Je m’étais alors rendu compte que le problème se poserait plutôt en termes plus concrets en affirmant que « Peindre par ordinateur est différent de faire peindre l’ordinateur » .C’est à dire que j’avais découvert au fur et à mesure de l’enrichissement amateur de mon expérience –que d’aucuns vont qualifier de moins qu’ amateur–, que les effets esthétiques très flatteurs de la peinture-lumière numérique peuvent devenir intéressants et significatifs au cas où l’on se situe dans la marge invisible, parce que techniquement imprévue et que les praticiens qui connaissent les fondements des logiciels ne sont pas à même de voir, occupés comme ils sont à vouloir soumettre l’ordinateur à leurs besoins de « production » graphique , que je distingue d’ »expression » graphique.

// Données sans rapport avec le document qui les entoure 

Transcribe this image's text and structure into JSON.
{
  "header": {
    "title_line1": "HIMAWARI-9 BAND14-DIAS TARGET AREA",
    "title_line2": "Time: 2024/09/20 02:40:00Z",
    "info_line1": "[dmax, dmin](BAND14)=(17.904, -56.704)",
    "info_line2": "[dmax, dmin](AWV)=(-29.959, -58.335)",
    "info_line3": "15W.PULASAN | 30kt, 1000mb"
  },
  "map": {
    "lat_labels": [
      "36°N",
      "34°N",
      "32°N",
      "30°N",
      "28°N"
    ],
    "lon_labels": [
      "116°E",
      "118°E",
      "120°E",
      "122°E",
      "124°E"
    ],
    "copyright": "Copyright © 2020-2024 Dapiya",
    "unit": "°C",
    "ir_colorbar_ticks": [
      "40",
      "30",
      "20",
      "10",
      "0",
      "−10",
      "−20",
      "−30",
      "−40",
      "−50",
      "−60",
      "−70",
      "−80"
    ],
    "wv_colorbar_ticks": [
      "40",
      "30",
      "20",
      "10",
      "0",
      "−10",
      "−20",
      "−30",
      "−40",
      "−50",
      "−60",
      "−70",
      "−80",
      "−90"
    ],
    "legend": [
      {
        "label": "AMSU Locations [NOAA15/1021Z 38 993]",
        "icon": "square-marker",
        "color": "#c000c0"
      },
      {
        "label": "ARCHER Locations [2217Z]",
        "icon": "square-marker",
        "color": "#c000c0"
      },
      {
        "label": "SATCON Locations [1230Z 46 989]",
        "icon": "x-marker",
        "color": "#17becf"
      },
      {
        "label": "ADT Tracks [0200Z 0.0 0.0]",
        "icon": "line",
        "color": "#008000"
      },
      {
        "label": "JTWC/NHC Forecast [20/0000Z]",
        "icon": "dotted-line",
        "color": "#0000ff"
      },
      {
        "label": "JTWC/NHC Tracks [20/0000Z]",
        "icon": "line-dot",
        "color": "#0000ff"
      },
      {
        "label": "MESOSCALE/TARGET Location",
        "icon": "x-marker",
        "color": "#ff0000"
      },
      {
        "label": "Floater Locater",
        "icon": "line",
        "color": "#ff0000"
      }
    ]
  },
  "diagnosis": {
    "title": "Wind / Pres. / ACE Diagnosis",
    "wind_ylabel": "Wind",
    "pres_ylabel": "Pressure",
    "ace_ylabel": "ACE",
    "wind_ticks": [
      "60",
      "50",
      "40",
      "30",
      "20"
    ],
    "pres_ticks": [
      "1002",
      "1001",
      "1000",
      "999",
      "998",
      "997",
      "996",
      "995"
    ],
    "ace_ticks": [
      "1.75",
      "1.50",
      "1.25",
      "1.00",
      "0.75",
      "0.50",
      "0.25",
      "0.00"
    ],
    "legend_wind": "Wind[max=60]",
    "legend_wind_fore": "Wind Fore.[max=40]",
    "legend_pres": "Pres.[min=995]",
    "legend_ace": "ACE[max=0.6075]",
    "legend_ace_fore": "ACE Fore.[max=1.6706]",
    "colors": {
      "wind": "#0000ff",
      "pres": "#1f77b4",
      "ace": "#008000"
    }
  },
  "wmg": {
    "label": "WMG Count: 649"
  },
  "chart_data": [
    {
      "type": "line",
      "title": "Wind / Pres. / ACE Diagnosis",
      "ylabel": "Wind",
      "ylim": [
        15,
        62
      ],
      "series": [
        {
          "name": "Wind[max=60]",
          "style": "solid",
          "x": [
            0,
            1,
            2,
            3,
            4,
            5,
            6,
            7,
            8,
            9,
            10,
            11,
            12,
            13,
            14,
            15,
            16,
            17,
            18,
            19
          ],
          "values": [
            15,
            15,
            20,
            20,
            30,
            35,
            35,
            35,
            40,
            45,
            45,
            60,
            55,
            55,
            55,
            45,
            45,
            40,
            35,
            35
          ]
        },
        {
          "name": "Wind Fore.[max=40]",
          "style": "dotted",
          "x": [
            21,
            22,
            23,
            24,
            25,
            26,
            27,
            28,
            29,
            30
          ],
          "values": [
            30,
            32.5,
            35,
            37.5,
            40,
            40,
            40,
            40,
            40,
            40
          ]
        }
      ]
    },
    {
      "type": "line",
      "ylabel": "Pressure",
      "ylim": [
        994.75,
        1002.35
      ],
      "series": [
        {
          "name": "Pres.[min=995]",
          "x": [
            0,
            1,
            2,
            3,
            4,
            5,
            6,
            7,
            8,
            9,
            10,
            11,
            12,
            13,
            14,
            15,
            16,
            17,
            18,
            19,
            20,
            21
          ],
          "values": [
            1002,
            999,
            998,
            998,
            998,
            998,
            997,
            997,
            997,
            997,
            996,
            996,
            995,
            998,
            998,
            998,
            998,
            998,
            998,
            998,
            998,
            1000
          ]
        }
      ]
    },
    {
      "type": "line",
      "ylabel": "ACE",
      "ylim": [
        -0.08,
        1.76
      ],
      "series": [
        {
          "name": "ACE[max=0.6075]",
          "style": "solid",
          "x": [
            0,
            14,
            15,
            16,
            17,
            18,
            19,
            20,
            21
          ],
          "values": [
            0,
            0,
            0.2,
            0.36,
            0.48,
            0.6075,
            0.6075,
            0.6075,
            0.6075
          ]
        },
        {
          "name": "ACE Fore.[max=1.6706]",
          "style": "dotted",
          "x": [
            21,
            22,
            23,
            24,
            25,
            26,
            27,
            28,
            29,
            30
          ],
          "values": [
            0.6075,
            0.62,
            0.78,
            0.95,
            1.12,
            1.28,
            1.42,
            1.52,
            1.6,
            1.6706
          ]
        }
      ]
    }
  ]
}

Je ne suis pas un peintre professionnel; Je n’ai jamais été élève d’une école d’art.Je ne suis pas un graphiste ni amateur ni professionnel, je ne suis pas un journaliste professionnel et la seule profession que j’ose déclarer c’est l’enseignement que je n’ai jamais cessé de pratiquer durant plus de quarante ans.
Quant à la valeur de ma production de peintre amateur et de pseudo-graphiste moins qu’amateur, ce n’est pas à moi de la déclarer.Face aux douaniers de New York (l’histoire de Duchamp) je dirais plutôt que je n’ai rien à déclarer.
Mais curieusement, parmi ceux qui ont le plus mal réagi à mon expérimentation d’expression infographique ce sont les infographistes professionnels dont je n’ai jamais vu la production artistique d’expression. Serait- ce que c’est parce que l’infographie est leur « gagne pain » qu’ils surveillent avec vigilance les agissements désintéressés de ceux qui , comme moi et le mien ami dont j’ai parlé au départ,utilisent les nouvelles technologies pour faire de l’art et non pour faire l’infographiste d’agence.